The normal trace consists of four components:

  1. The baseline
    This consists of:
    • Inspiratory time
    • Early dead-space exhalation
      This is the period immediately before phase 2, where some gas with a PCO2 of 0 is exhaled.
  2. Alveolar exhalation, where PCO2 rises rapidly
  3. Alveolar plateau, where PCO2 flattens
    The highest-point of this curve is labelled ETCO2.
  4. Inspiration, where PCO2 returns to 0

ETCO2 Waveform Variations

Airway obstruction:

  • Occurs due to uneven emptying of alveoli with different time-constants

Hyperventilation:

  • Lower ETCO2 with shorter baseline
  • Plateau phase may not occur at very high respiratory rates

Rebreathing:

  • Baseline increases as inspired CO2 is measured from gas analyser

Changes in ETCO2

Normal ETCO2 is 32-42 mmHg, whilst normal PaCO2 is 35-45 mmHg.

High ETCO2

This may be from:

  • Decreased ventilation
    • Decreased RR
    • Decreased VT
    • Increased VD and therefore a greater VD:VT ratio
  • Increased production of CO2
    • Increased metabolic rate
      • Sepsis
    • Torniquet release
    • ROSC following arrest
  • Increased inspired
    • Rebreathing (i.e. equipment/ventilator malfunction)
    • External source of added CO2

Low ETCO2

Rapid Loss of ETCO2
  • Failure of ventilation
    • Circuit disconnect
    • Airway obstruction
    • Bronchospasm
  • Failure of circulation
    • Cardiac arrest
    • Shock
Gradual Loss of ETCO2
  • Increased VA (i.e. increased MV)
  • Decreased CO2 production
    • Hypometabolic state
      • Hypothermia
  • Increased VD, i.e.
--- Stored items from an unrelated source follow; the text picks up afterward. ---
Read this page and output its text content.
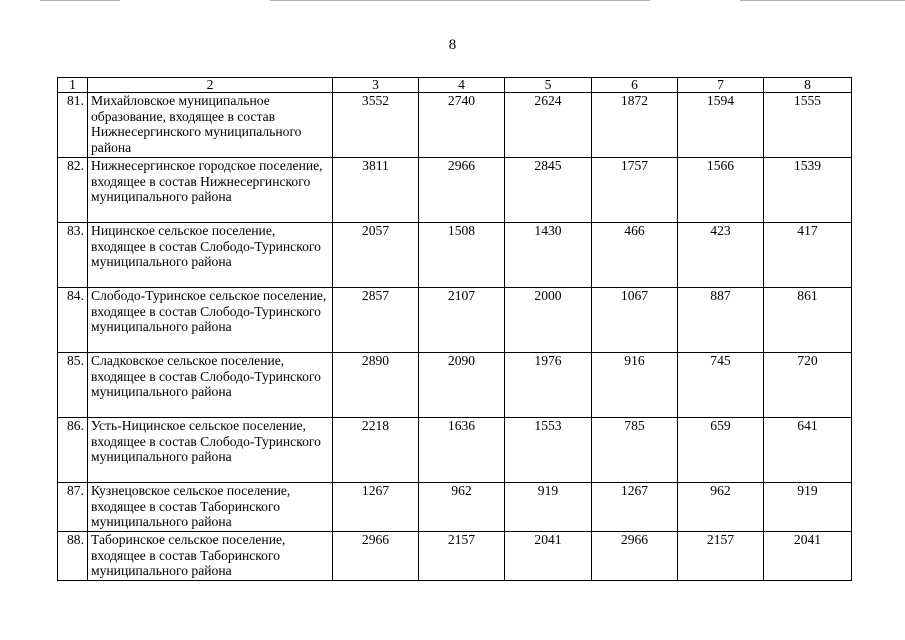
8
1	2	3	4	5	6	7	8
81.	Михайловское муниципальное образование, входящее в состав Нижнесергинского муниципального района	3552	2740	2624	1872	1594	1555
82.	Нижнесергинское городское поселение, входящее в состав Нижнесергинского муниципального района	3811	2966	2845	1757	1566	1539
83.	Ницинское сельское поселение, входящее в состав Слободо-Туринского муниципального района	2057	1508	1430	466	423	417
84.	Слободо-Туринское сельское поселение, входящее в состав Слободо-Туринского муниципального района	2857	2107	2000	1067	887	861
85.	Сладковское сельское поселение, входящее в состав Слободо-Туринского муниципального района	2890	2090	1976	916	745	720
86.	Усть-Ницинское сельское поселение, входящее в состав Слободо-Туринского муниципального района	2218	1636	1553	785	659	641
87.	Кузнецовское сельское поселение, входящее в состав Таборинского муниципального района	1267	962	919	1267	962	919
88.	Таборинское сельское поселение, входящее в состав Таборинского муниципального района	2966	2157	2041	2966	2157	2041
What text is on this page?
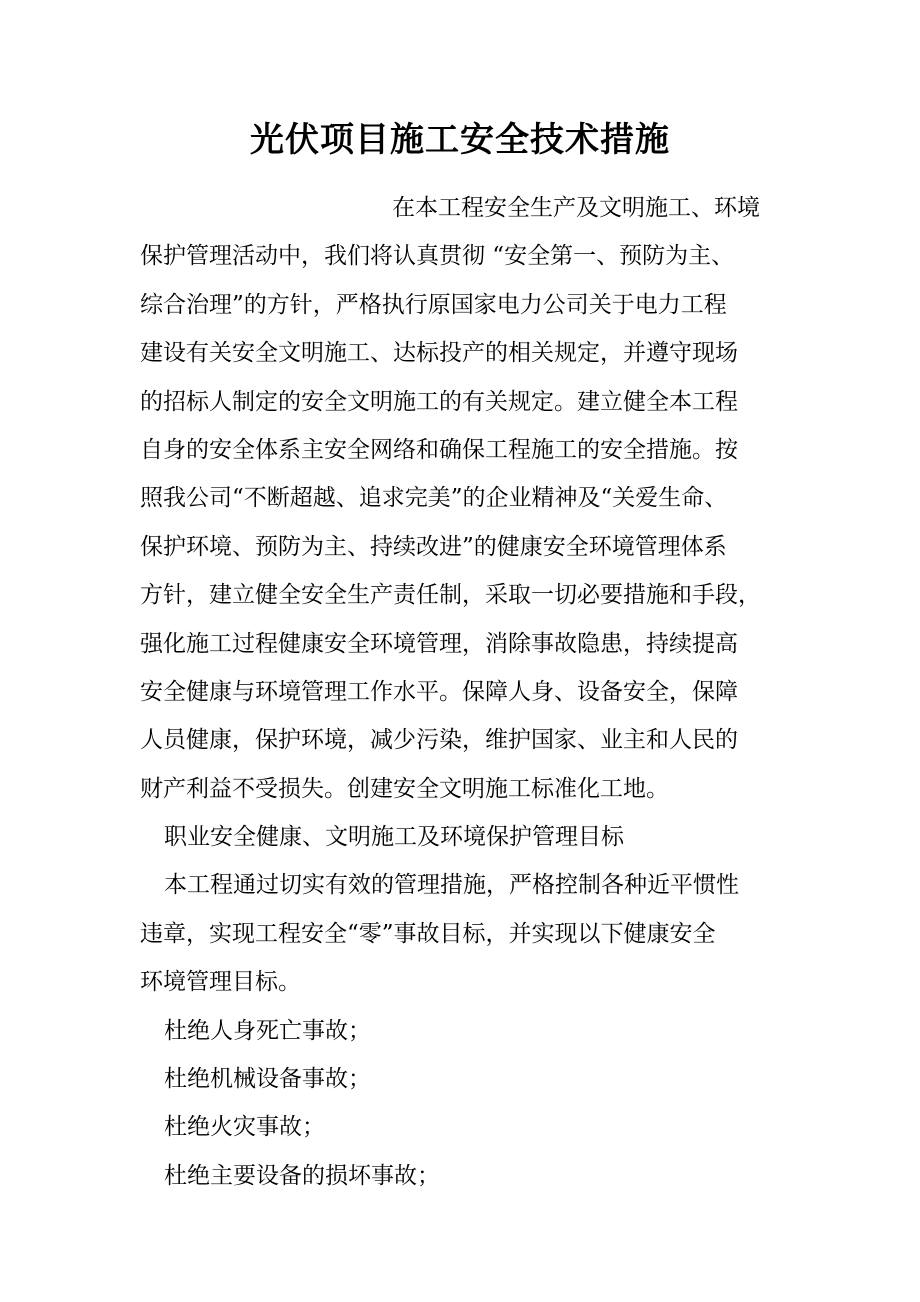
光伏项目施工安全技术措施
在本工程安全生产及文明施工、环境
保护管理活动中，我们将认真贯彻 “安全第一、预防为主、
综合治理”的方针，严格执行原国家电力公司关于电力工程
建设有关安全文明施工、达标投产的相关规定，并遵守现场
的招标人制定的安全文明施工的有关规定。建立健全本工程
自身的安全体系主安全网络和确保工程施工的安全措施。按
照我公司“不断超越、追求完美”的企业精神及“关爱生命、
保护环境、预防为主、持续改进”的健康安全环境管理体系
方针，建立健全安全生产责任制，采取一切必要措施和手段，
强化施工过程健康安全环境管理，消除事故隐患，持续提高
安全健康与环境管理工作水平。保障人身、设备安全，保障
人员健康，保护环境，减少污染，维护国家、业主和人民的
财产利益不受损失。创建安全文明施工标准化工地。
职业安全健康、文明施工及环境保护管理目标
本工程通过切实有效的管理措施，严格控制各种近平惯性
违章，实现工程安全“零”事故目标，并实现以下健康安全
环境管理目标。
杜绝人身死亡事故；
杜绝机械设备事故；
杜绝火灾事故；
杜绝主要设备的损坏事故；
V/Q mismatch
    • Increased West Zone I physiology:
      • Hypotension
      • Increased RV Afterload:
  • Sampling error
    • Air entrainment into the sample chamber
    • Inadequate VT

Discrepancy between ETCO2, PACO2, and PaCO2

The normal gradient between PaCO2 and ETCO2 is 0-5 mmHg. Healthy and awake individuals should have essentially no (<1ml) alveolar dead space, and so essentially no gradient. This gradient is increased in patients with:

  • V/Q mismatch
    • ETCO2 will underestimate arterial CO2 as gas from un-perfused alveoli (with negligible CO2) will dilute CO2 expired gas

Colourimetric Methods

Litmus paper which changes colour when exposed to hydrogen ions (produced by CO2) can be used to confirm endo-tracheal intubation, though they may generate false-positive results due to gastric pH.


References

  1. Cross ME, Plunkett EVE. Physics, Pharmacology, and Physiology for Anaesthetists: Key Concepts for the FRCA. 2nd Ed. Cambridge University Press. 2014.
  2. Davis PD, Kenny D. Basic Physics and Measurement in Anaesthesia. 5th Ed. Elsevier. 2003.
  3. Leslie RA, Johnson EK, Goodwin APL. Dr Podcast Scripts for the Primary FRCA. Cambridge University Press. 2011.